Usos actuales de los bosques en el lugar Imprimir

La superficie forestal de los municipios con término municipal incluido en el LIC ronda las  20.000 Ha. casi el 60% del total. De estas unas 11.500 se encuentras dentro de área protegida.Existen 10 montes ordenados o en proceso de revisión de la ordenación en esta zona, el mayor de los incluidos en el LIC, con 4.982 ha. es el denominado Monte Irati.Casi todos estos bosques tienen un carácter productivo, y representan unos ingresos muy importantes para los valles, principalmente para Aezkoa y Salazar. Asimismo, representan una fuente de empleo temporal en verano y suministra materia prima a la única serrería que queda en la actualidad en funcionamiento.
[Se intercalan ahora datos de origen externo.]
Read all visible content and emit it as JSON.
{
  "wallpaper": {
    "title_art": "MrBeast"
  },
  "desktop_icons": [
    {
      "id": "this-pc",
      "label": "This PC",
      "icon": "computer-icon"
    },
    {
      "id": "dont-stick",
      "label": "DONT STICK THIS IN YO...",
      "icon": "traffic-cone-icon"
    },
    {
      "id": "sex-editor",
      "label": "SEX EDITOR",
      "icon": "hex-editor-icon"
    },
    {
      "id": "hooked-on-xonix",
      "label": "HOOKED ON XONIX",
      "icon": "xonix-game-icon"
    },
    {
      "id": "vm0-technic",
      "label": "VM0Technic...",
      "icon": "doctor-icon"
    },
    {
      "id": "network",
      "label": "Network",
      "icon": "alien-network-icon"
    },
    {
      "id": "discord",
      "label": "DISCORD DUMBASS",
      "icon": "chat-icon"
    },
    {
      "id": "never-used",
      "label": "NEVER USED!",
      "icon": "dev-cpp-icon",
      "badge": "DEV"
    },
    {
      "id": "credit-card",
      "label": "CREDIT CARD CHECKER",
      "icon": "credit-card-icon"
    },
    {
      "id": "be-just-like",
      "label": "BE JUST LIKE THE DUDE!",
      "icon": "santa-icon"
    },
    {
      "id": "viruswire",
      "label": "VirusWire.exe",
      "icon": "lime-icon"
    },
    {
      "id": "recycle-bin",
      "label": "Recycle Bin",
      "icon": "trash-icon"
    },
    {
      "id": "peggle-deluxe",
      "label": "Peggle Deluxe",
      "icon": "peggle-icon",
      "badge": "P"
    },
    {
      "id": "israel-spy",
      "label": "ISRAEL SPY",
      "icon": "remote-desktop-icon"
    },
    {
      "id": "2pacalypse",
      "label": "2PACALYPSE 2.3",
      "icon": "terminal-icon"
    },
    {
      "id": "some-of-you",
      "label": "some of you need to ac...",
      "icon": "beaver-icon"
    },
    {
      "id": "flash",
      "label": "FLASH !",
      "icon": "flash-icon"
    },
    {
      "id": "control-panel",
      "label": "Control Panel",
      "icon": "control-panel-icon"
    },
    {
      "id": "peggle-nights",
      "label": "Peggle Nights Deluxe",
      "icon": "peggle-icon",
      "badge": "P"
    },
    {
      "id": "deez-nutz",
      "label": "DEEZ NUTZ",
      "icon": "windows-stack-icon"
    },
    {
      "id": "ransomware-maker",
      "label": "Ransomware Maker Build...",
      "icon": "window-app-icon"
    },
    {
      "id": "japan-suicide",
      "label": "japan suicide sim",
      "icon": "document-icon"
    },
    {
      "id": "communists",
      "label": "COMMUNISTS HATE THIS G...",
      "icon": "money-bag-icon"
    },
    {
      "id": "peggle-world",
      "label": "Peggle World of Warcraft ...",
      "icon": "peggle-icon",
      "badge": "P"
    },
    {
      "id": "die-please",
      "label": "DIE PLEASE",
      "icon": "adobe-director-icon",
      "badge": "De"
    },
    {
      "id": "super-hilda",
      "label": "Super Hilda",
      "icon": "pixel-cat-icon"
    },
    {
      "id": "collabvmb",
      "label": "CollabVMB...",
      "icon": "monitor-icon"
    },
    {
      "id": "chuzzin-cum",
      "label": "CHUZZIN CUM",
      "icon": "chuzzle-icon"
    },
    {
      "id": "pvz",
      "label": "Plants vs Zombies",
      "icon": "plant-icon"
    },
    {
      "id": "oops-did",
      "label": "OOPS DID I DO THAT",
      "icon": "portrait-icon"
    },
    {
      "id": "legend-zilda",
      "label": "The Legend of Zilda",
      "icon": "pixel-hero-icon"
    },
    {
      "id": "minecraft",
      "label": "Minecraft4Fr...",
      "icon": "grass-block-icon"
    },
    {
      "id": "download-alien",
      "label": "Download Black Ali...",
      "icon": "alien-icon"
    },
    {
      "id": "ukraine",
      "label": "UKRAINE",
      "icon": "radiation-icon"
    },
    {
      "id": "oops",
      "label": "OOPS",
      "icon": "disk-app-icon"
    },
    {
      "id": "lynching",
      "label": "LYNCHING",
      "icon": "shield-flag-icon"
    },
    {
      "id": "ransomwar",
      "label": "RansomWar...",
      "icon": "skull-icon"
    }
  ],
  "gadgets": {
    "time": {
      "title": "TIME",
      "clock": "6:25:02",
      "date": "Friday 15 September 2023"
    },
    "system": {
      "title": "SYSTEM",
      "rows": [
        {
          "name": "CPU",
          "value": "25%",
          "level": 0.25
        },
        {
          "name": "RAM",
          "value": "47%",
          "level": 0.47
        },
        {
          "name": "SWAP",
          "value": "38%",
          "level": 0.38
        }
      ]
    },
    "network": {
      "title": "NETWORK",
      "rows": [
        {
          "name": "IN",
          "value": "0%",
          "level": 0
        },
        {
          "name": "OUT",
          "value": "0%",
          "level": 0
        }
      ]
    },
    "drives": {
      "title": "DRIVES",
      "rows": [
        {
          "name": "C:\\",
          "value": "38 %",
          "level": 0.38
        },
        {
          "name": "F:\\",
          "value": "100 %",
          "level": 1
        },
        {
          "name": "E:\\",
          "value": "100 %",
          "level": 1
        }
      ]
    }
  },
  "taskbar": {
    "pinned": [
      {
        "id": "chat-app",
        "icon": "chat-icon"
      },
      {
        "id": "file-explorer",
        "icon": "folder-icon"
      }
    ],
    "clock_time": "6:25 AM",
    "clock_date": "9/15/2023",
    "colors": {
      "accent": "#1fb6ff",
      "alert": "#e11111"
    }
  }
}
La superficie relativa de estos sistemas en Roncesvalles-Selva de Irati y el valor ecológico y ambiental que representan tanto por su capacidad para albergar especies e fauna y flora como para producir bienes y servicios ambientales, dotan a este sector de una importancia estratégica de gran repercusión en el plan de gestión.

Los tradicionales modelos de gestión forestal en esta zona han dado lugar a masas de hayedo muy uniformes en cuanto a estructura y diversidad específica, donde las especies secundarias prácticamente han desaparecido en gran parte de la superficie forestal, y donde no se han considerado aspectos ecológicos relacionados con especies de flora y/o fauna, tales como  los pícidos, los quirópteros e invertebrados forestales, o fauna ligada a cursos de agua. Además la búsqueda de la máxima rentabilidad tiene como consecuencia directa la dificultad para la aplicación de directrices de gestión forestal más compatibles con la conservación de los valores naturales.

En la actualidad, el tipo e intensidad de cortas dependen fundamentalmente de la variación anual de los precios de la madera de haya.La incorporación de criterios de conservación de la biodiversidad pasa por prácticas forestales que tiendan a diversificar específicamente las masas plantando especies secundarias y considerando los requerimientos ecológicos de las especies de fauna propias de los bosques como los pícidos, los murciélagos, las especies ligadas a los cursos de agua o los invertebrados forestales. No obstante, la aplicación de estas directrices topa con dificultades derivadas de la búsqueda de la máxima rentabilidad de las explotaciones.